A single Interest creates references to its name in the PIT entry, the FIB lookup, the CS lookup, and the pipeline context – four places that all need the same name simultaneously. Arc<Name> shares one heap allocation across all of them without copying the name’s component bytes. Combined with SmallVec<[NameComponent; 8]> for stack-allocating typical short names, this keeps per-packet allocation pressure low.

Performance

What throughput can ndn-rs achieve?

Run cargo bench -p ndn-engine for pipeline throughput numbers on your hardware. The main cost centers are TLV decode (scales with name length), CS lookup (depends on backend and hit rate), and PIT operations (O(1) via DashMap hash lookup). The pipeline is designed so that a CS hit short-circuits before most of the Interest pipeline runs, which is where the zero-copy Bytes storage pays off the most.

How do I profile ndn-rs?

The library uses the tracing crate for structured logging with per-packet spans. Set RUST_LOG=ndn_engine=trace for detailed per-packet traces, or RUST_LOG=ndn_engine=debug for a less verbose view of forwarding decisions. For CPU profiling, cargo flamegraph or perf record on the ndn-fwd binary will show you where time is spent.

Development

How do I add a new face type?

See the Implementing a Face guide. The short version: implement the Face trait (recv and send), add a FaceKind variant, and register with the FaceTable.
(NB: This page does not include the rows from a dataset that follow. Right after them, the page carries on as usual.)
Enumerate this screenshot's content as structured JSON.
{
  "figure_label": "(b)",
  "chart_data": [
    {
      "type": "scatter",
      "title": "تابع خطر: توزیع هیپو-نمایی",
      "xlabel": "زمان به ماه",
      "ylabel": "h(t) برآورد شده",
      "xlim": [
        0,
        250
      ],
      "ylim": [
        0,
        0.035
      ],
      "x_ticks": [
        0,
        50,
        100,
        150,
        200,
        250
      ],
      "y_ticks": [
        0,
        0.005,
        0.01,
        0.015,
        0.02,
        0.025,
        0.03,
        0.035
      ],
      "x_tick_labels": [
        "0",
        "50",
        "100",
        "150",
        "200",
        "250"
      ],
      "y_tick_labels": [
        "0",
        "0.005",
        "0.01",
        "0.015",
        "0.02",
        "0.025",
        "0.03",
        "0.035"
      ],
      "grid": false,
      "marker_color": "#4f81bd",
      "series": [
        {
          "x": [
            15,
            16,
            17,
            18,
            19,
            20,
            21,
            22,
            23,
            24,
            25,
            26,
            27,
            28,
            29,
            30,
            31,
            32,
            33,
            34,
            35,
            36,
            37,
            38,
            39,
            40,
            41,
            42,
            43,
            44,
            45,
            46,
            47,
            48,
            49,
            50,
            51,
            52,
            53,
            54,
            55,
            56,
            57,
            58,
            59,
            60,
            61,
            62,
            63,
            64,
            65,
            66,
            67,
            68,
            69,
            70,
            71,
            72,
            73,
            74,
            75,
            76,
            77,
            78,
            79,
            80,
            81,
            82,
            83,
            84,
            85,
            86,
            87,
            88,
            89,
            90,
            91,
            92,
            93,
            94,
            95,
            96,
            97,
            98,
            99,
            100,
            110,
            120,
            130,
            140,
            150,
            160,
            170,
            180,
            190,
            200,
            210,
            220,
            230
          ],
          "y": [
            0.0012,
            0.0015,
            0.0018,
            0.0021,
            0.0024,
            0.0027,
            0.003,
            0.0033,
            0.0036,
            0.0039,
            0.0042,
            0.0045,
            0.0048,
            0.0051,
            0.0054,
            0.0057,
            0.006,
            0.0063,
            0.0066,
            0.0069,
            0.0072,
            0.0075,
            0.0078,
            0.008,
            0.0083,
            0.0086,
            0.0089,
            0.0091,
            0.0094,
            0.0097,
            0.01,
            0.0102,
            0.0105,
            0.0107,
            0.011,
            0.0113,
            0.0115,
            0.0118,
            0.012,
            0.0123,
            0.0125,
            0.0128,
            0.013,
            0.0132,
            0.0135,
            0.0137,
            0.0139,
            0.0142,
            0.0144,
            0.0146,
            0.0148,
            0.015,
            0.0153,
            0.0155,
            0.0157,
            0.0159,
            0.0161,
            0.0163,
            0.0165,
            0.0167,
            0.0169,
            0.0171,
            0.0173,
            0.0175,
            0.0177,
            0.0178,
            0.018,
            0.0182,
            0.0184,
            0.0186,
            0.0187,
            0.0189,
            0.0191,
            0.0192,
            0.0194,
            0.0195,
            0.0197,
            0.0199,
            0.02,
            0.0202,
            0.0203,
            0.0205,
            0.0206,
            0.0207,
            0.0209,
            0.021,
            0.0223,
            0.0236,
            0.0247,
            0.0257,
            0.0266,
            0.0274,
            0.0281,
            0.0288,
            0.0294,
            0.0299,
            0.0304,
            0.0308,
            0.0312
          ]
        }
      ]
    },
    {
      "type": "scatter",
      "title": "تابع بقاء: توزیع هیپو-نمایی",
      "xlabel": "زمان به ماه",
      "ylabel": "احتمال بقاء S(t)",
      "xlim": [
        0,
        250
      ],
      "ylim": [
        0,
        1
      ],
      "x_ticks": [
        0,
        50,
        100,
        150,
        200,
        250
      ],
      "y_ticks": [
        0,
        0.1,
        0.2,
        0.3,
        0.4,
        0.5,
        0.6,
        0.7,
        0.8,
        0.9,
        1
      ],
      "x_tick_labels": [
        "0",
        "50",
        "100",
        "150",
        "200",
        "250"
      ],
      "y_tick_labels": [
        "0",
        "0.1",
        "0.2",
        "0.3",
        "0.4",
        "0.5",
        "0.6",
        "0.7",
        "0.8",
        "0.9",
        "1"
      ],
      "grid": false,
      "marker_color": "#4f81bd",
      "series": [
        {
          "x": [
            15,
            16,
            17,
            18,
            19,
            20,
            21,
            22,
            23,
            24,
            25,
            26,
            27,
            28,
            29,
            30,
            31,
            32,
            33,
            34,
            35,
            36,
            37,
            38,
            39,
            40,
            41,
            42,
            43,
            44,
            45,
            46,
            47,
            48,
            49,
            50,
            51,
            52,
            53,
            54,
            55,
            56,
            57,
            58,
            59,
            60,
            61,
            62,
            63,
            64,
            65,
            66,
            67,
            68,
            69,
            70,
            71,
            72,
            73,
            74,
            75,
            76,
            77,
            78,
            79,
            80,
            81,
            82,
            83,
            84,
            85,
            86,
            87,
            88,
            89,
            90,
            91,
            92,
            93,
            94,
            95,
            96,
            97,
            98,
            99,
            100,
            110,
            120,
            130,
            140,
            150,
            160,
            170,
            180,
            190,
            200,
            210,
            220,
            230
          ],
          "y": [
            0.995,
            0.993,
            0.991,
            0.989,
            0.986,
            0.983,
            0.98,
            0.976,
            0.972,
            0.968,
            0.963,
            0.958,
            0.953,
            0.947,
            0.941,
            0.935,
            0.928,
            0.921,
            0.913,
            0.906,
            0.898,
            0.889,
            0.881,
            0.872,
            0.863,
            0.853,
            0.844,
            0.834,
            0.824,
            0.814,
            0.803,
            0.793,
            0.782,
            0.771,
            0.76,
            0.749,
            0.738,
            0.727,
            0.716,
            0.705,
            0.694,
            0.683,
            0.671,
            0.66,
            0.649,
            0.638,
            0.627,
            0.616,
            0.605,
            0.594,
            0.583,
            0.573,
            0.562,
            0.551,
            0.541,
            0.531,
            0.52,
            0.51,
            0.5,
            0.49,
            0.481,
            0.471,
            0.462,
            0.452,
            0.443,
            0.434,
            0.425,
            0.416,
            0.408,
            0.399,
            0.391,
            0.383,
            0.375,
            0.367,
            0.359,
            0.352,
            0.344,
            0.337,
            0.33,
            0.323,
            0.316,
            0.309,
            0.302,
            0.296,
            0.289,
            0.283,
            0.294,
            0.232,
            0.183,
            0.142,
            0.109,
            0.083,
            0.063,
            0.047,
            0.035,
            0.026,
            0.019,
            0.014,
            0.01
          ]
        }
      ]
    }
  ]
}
How do I add a custom forwarding strategy?

See the Implementing a Strategy guide. Implement the Strategy trait, which receives an immutable StrategyContext and returns a ForwardingAction, then register via the StrategyTable.

How do I run the benchmarks?

cargo bench -p ndn-packet    # Name operations
cargo bench -p ndn-store     # Content Store (LRU, Sharded, Fjall)
cargo bench -p ndn-engine    # Full pipeline
cargo bench -p ndn-faces  # Face latency/throughput
cargo bench -p ndn-security  # Signing and validation

See Benchmark Methodology for details.